Thus asks Lisa Mueller, a PhD student at UCLA, in a paper presented at a meeting of the Working Group in African Political Economy last year. She notes that theories of deprivation and protest clearly predict that the poor, who are worse off in absolute terms, should protest their living conditions more often. However, Africans on average protest no more than Latin Americans, who are approximately 5 times as wealthy.
As Mueller points out,”people rise up (1) because they want to and (2) because they can” (p. 4). Addressing the first part of this statement, theories of relative deprivation suggest that people might want to rise up when they feel that they are currently worse off than other groups in society. Similarly, theories of the prospect of upward mobility predict that people might protest when they feel that their standards of living will not rise in the future. Using Afrobatometer data, Mueller finds that Africans who are either absolutely or relatively deprived are no more likely to rise up than people who are not. (However, she does find that people whose standards of living have absolutely declined in recent years, rather than remaining stable at a low level, are somewhat more likely to protest.) She also reports that people who believe their prospect of upward mobility to be low are about 2% more likely to protest than those who believe their prospects are better.
One reason why more impoverished Africans do not protest may be the difficulty of organizing collective action in remote rural areas, where poverty tends to be worst. Mueller finds that people who have reported attending community meetings are approximately 3 times more likely to protest than those who have not – a much more substantive effect than found for either relative deprivation or upward mobility. However, she doesn’t address the probability of attending a community meeting conditional on urban or rural residency, so this doesn’t do much to tease out the predictors of protest in different locales. She does note that urban Africans are no more likely to protest than rural, but drops this interesting finding rather quickly with a comment about fear of police reprisals.
All in all, it’s a very interesting paper on a timely topic. However, I do question the conclusion she draws: “Africans seem to be refraining from protest because they anticipate changes in their living conditions” (p. 17). This sits a bit oddly with the fact that “65 percent of respondents in the most recent round of surveys said they believe that government economic policies have hurt most people and benefited only a few” (p. 18). A discussion of the role of government reprisal would slot in extremely neatly here.

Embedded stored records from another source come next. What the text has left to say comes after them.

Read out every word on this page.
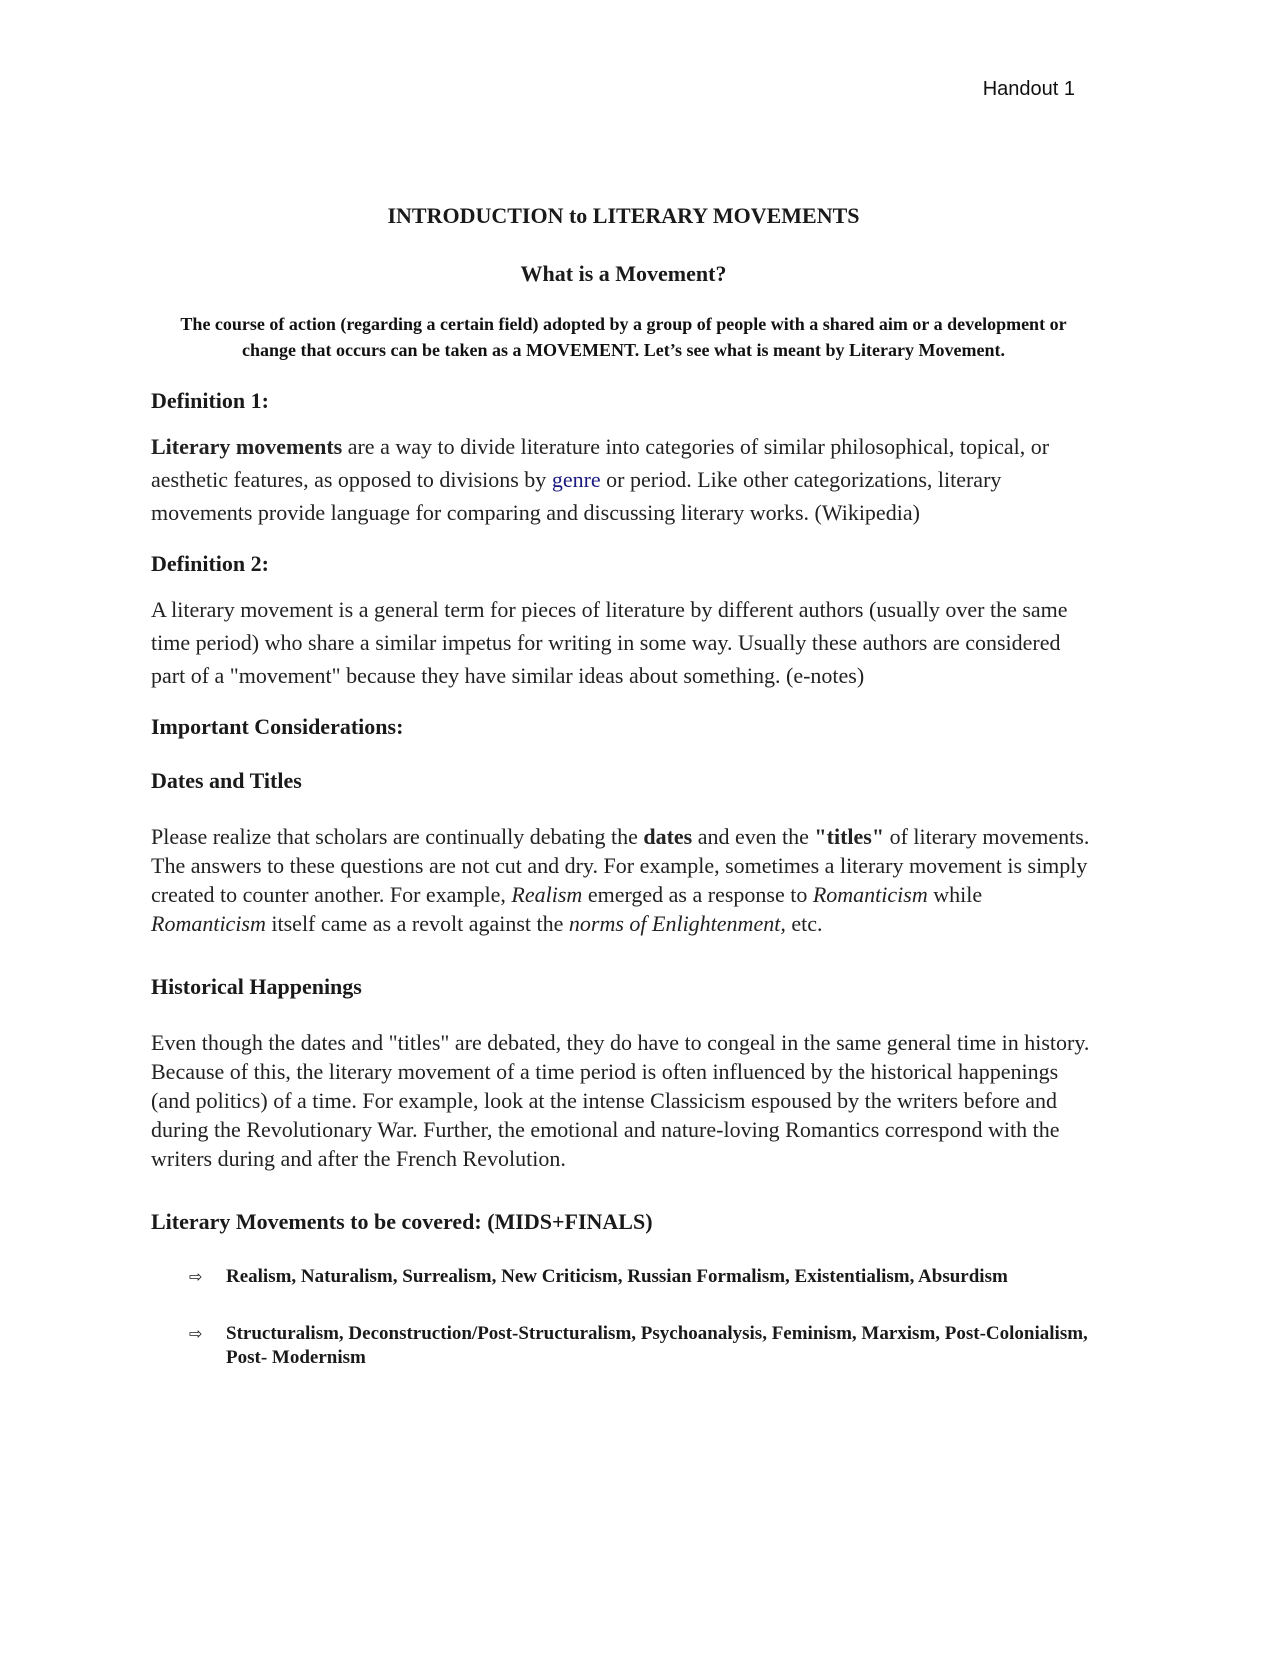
Handout 1
INTRODUCTION to LITERARY MOVEMENTS
What is a Movement?

The course of action (regarding a certain field) adopted by a group of people with a shared aim or a development or change that occurs can be taken as a MOVEMENT. Let’s see what is meant by Literary Movement.

Definition 1:

Literary movements are a way to divide literature into categories of similar philosophical, topical, or aesthetic features, as opposed to divisions by genre or period. Like other categorizations, literary movements provide language for comparing and discussing literary works. (Wikipedia)

Definition 2:

A literary movement is a general term for pieces of literature by different authors (usually over the same time period) who share a similar impetus for writing in some way. Usually these authors are considered part of a "movement" because they have similar ideas about something. (e-notes)

Important Considerations:
Dates and Titles

Please realize that scholars are continually debating the dates and even the "titles" of literary movements. The answers to these questions are not cut and dry. For example, sometimes a literary movement is simply created to counter another. For example, Realism emerged as a response to Romanticism while Romanticism itself came as a revolt against the norms of Enlightenment, etc.

Historical Happenings

Even though the dates and "titles" are debated, they do have to congeal in the same general time in history. Because of this, the literary movement of a time period is often influenced by the historical happenings (and politics) of a time. For example, look at the intense Classicism espoused by the writers before and during the Revolutionary War. Further, the emotional and nature-loving Romantics correspond with the writers during and after the French Revolution.

Literary Movements to be covered: (MIDS+FINALS)
⇨ Realism, Naturalism, Surrealism, New Criticism, Russian Formalism, Existentialism, Absurdism
⇨ Structuralism, Deconstruction/Post-Structuralism, Psychoanalysis, Feminism, Marxism, Post-Colonialism, Post- Modernism
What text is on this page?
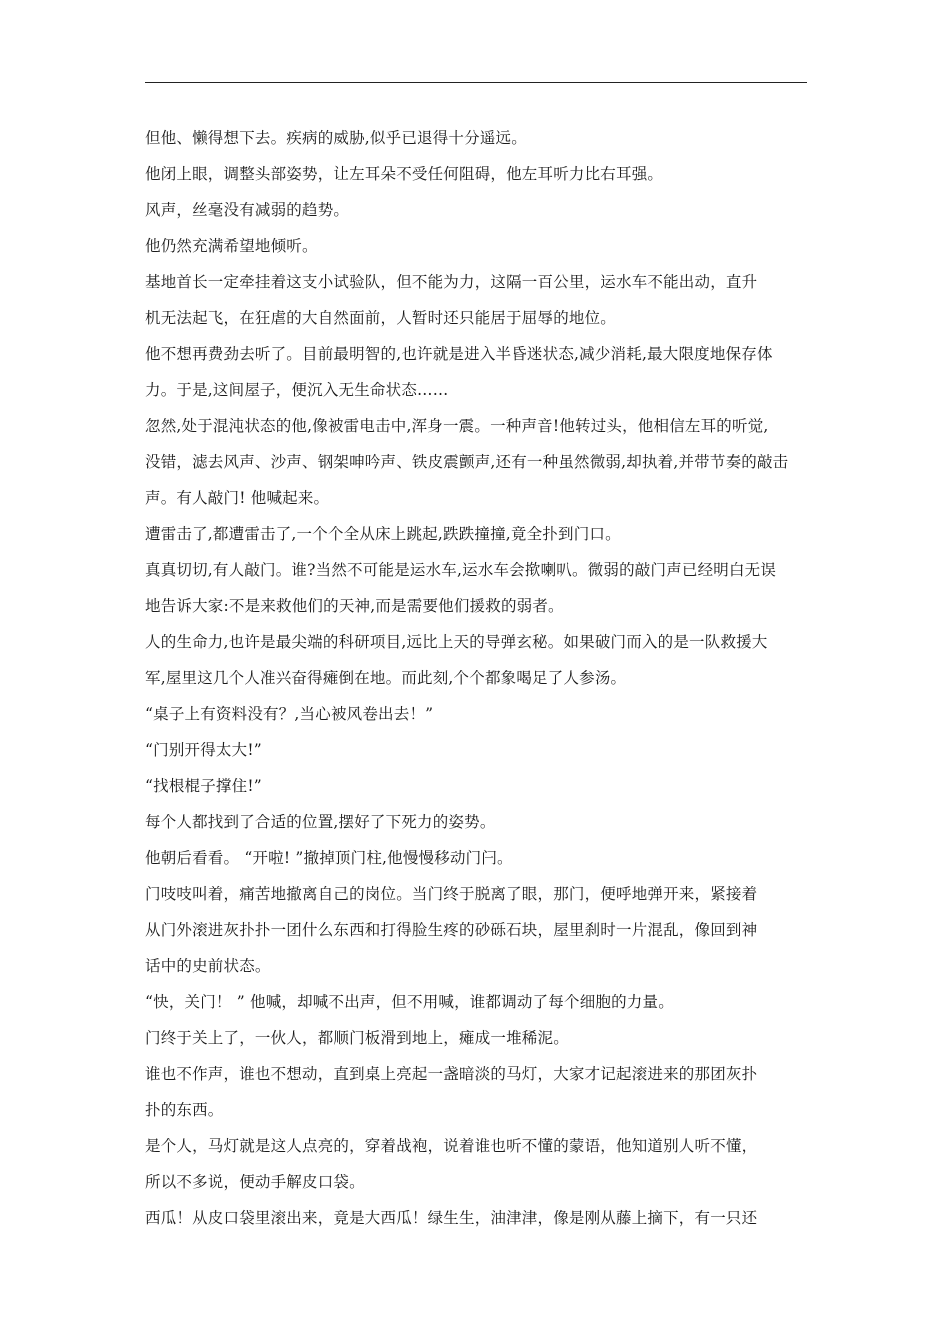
但他、懒得想下去。疾病的威胁,似乎已退得十分遥远。

他闭上眼，调整头部姿势，让左耳朵不受任何阻碍，他左耳听力比右耳强。

风声，丝毫没有减弱的趋势。

他仍然充满希望地倾听。

基地首长一定牵挂着这支小试验队，但不能为力，这隔一百公里，运水车不能出动，直升

机无法起飞，在狂虐的大自然面前，人暂时还只能居于屈辱的地位。

他不想再费劲去听了。目前最明智的,也许就是进入半昏迷状态,减少消耗,最大限度地保存体

力。于是,这间屋子，便沉入无生命状态……

忽然,处于混沌状态的他,像被雷电击中,浑身一震。一种声音!他转过头，他相信左耳的听觉,

没错，滤去风声、沙声、钢架呻吟声、铁皮震颤声,还有一种虽然微弱,却执着,并带节奏的敲击

声。有人敲门! 他喊起来。

遭雷击了,都遭雷击了,一个个全从床上跳起,跌跌撞撞,竟全扑到门口。

真真切切,有人敲门。谁?当然不可能是运水车,运水车会揿喇叭。微弱的敲门声已经明白无误

地告诉大家:不是来救他们的天神,而是需要他们援救的弱者。

人的生命力,也许是最尖端的科研项目,远比上天的导弹玄秘。如果破门而入的是一队救援大

军,屋里这几个人准兴奋得瘫倒在地。而此刻,个个都象喝足了人参汤。

“桌子上有资料没有？,当心被风卷出去！”

“门别开得太大!”

“找根棍子撑住!”

每个人都找到了合适的位置,摆好了下死力的姿势。

他朝后看看。 “开啦! ”撤掉顶门柱,他慢慢移动门闩。

门吱吱叫着，痛苦地撤离自己的岗位。当门终于脱离了眼，那门，便呼地弹开来，紧接着

从门外滚进灰扑扑一团什么东西和打得脸生疼的砂砾石块，屋里刹时一片混乱，像回到神

话中的史前状态。

“快，关门！ ” 他喊，却喊不出声，但不用喊，谁都调动了每个细胞的力量。

门终于关上了，一伙人，都顺门板滑到地上，瘫成一堆稀泥。

谁也不作声，谁也不想动，直到桌上亮起一盏暗淡的马灯，大家才记起滚进来的那团灰扑

扑的东西。

是个人，马灯就是这人点亮的，穿着战袍，说着谁也听不懂的蒙语，他知道别人听不懂，

所以不多说，便动手解皮口袋。

西瓜！从皮口袋里滚出来，竟是大西瓜！绿生生，油津津，像是刚从藤上摘下，有一只还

That said, this also put me in mind of a recent post by one of IPA’s staffers in Uganda. He wrote of Museveni’s re-election that “there are too many people who lived through the terror and who are thus easily enough appeased by ‘peace and stability’ campaign platforms. Change, to the generation(s) that lived through the bad, is synonymous with ‘danger.'” The welfare improvements of stability might outweigh the problems of bad policy in some cases.